Romero was born in Pueblo, Colorado and moved to Utah with his parents when he was two years old. His mother, Anita Bruce, was an elementary school teacher. After his parents divorced, Ross moved to West Valley City, Utah with his mother and step-father.

He graduated from Highland High School in 1989 and graduated from the University of Utah with a degree in political science. As a college student, he served participated in an internship program through the Hinckley Institute of Politics. Romero then earned a Juris Doctor from the University of Michigan Law School.

== Career ==
Romero accepted a job with the law firm Jones Waldo, where he focused on business litigation. He eventually becomes a partner in 2003. In 2007, Ross accepted a job with Zions Bank in their Government Relations office.

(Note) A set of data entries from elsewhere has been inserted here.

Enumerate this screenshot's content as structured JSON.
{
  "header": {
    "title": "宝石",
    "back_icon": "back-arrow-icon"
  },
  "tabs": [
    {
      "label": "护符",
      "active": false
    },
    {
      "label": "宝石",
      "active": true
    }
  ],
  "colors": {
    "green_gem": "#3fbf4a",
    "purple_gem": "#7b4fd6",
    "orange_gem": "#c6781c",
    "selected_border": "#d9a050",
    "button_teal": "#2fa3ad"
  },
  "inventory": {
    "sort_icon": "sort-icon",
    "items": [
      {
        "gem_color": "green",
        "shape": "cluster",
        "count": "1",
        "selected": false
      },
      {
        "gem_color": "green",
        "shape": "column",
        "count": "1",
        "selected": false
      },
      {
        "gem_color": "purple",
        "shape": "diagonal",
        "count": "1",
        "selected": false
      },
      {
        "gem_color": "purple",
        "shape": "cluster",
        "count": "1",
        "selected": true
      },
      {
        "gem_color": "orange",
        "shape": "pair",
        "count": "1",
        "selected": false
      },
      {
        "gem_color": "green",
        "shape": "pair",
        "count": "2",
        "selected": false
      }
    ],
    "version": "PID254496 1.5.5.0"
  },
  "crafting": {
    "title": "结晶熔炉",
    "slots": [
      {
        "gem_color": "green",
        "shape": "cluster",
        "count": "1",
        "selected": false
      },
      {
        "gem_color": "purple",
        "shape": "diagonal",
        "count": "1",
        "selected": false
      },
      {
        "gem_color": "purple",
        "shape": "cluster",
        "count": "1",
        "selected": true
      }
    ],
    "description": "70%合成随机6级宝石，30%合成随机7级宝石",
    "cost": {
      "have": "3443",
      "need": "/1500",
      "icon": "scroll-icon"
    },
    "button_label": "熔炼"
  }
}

Romero has served as a member of the Salt Lake City Board of Adjustment, board member of University of Utah Young Alumni Board, a Salt Shaker with the Salt Lake Area Chamber of Commerce, and a board member of the Utah Hispanic Chamber of Commerce. He became President of the Utah Minority Bar Association in 2003.

=== Utah Legislature ===

In 2004, Romero was elected as a Representative in the Utah House of Representatives. When a vacancy in his Senate district became available in 2006, Ross was asked to run for the State Senate, where he was reelected in 2010.

During his Senate career, Romero was known as a champion for education, the environment, equality, and good government. Various interest groups rated Ross positively with 100% scores, including the Sierra Club, Equality Utah, and Utah Education Association.

In November 2010, Romero was elected as Senate Minority Leader by his Democratic colleagues.

=== 2012 mayoral campaign ===

Romero became a candidate for Salt Lake County Mayor in September 2011. He focused on the environment, education, and economic development. He lost the race for his party's nomination to Ben McAdams.

Utah State Senate election Dis. 7, 2006
| Party |  | Candidate | Votes | % | ±% |
|---|---|---|---|---|---|
|  | Republican | Bryce Jolley | 9,950 | 34.3 |  |
|  | Democratic | Ross Romero | 18,589 | 64.1 |  |

== Personal life ==
Romero was born in Pueblo, Colorado and grew up in West Valley City, Utah. He graduated from Highland High School, where he started a Young Democrats club.

Romero met his wife, Cecilia, while studying at the University of Michigan. After graduating from law school in 1996, the couple decided that they wanted to start their family in Salt Lake County, Utah.